La dette mondiale a explosé à des niveaux records, l’Afrique n’y est pour rien


La dette mondiale a explosé pour atteindre 269 000 milliards $. Les économies matures sont celles qui ont le plus tiré cette progression. L’Afrique critiquée pour sa dette n’y contribue pourtant que très faiblement.

La dette mondiale a explosé à un niveau record pour atteindre 269 000 milliards $. Au premier trimestre 2020, elle a connu une modeste hausse de 1200 milliards $ et se situait à fin mars à 258 000 milliards $.

Avec le coronavirus, les gouvernements et les entreprises ont massivement emprunté pour un montant que l’Institute of International Finance (IIF), a estimé à 11 000 milliards $. Dans les circuits des divers marchés de la dette, il y a un stock de 5000 milliards $ en cours de finalisation.

Déjà à la fin du mois de mars 2020, la dette mondiale a atteint les 331% du produit intérieur brut global.
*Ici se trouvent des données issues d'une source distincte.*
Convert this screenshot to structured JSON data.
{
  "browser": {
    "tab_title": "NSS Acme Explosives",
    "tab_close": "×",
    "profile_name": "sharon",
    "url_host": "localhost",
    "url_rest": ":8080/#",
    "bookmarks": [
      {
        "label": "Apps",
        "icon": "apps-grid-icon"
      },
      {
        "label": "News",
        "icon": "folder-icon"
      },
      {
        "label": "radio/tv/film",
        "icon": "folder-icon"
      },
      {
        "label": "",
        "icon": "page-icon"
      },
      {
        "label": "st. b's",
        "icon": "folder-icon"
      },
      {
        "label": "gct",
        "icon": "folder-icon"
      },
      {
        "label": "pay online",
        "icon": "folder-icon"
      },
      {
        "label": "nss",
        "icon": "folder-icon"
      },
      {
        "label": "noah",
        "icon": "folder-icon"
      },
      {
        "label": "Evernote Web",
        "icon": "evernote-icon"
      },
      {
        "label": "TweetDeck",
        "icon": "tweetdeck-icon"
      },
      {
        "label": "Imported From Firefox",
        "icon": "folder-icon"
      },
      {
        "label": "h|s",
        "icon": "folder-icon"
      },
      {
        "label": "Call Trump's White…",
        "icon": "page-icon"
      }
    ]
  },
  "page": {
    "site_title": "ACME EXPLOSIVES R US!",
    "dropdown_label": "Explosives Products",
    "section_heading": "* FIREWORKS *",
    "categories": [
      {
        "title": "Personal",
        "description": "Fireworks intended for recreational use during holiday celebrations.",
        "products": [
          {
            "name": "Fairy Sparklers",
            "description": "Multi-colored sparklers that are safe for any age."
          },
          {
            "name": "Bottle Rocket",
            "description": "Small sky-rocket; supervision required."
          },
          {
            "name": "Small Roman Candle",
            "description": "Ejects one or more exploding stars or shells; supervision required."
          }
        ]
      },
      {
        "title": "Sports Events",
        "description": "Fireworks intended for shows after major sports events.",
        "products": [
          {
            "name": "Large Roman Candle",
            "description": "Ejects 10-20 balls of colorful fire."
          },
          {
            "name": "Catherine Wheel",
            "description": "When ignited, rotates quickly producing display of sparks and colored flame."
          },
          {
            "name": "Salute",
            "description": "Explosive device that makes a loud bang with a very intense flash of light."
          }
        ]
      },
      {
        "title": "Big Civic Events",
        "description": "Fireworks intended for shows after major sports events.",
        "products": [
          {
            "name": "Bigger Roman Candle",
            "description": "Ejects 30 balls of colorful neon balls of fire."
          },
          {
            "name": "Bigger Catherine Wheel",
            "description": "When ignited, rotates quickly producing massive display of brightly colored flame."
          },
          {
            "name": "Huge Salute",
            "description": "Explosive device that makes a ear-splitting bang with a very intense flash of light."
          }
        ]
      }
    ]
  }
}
C’est le niveau d’endettement sur PIB le plus élevé qu’on n’a jamais eu dans le monde.

Si les gouvernements du monde ont le plus contribué à la hausse de la dette au second trimestre 2020, les entreprises ne sont pas en reste. La dette des sociétés non financières a en effet atteint 75 500 milliards $ et celle des sociétés financières se rapproche des 64 000 milliards $.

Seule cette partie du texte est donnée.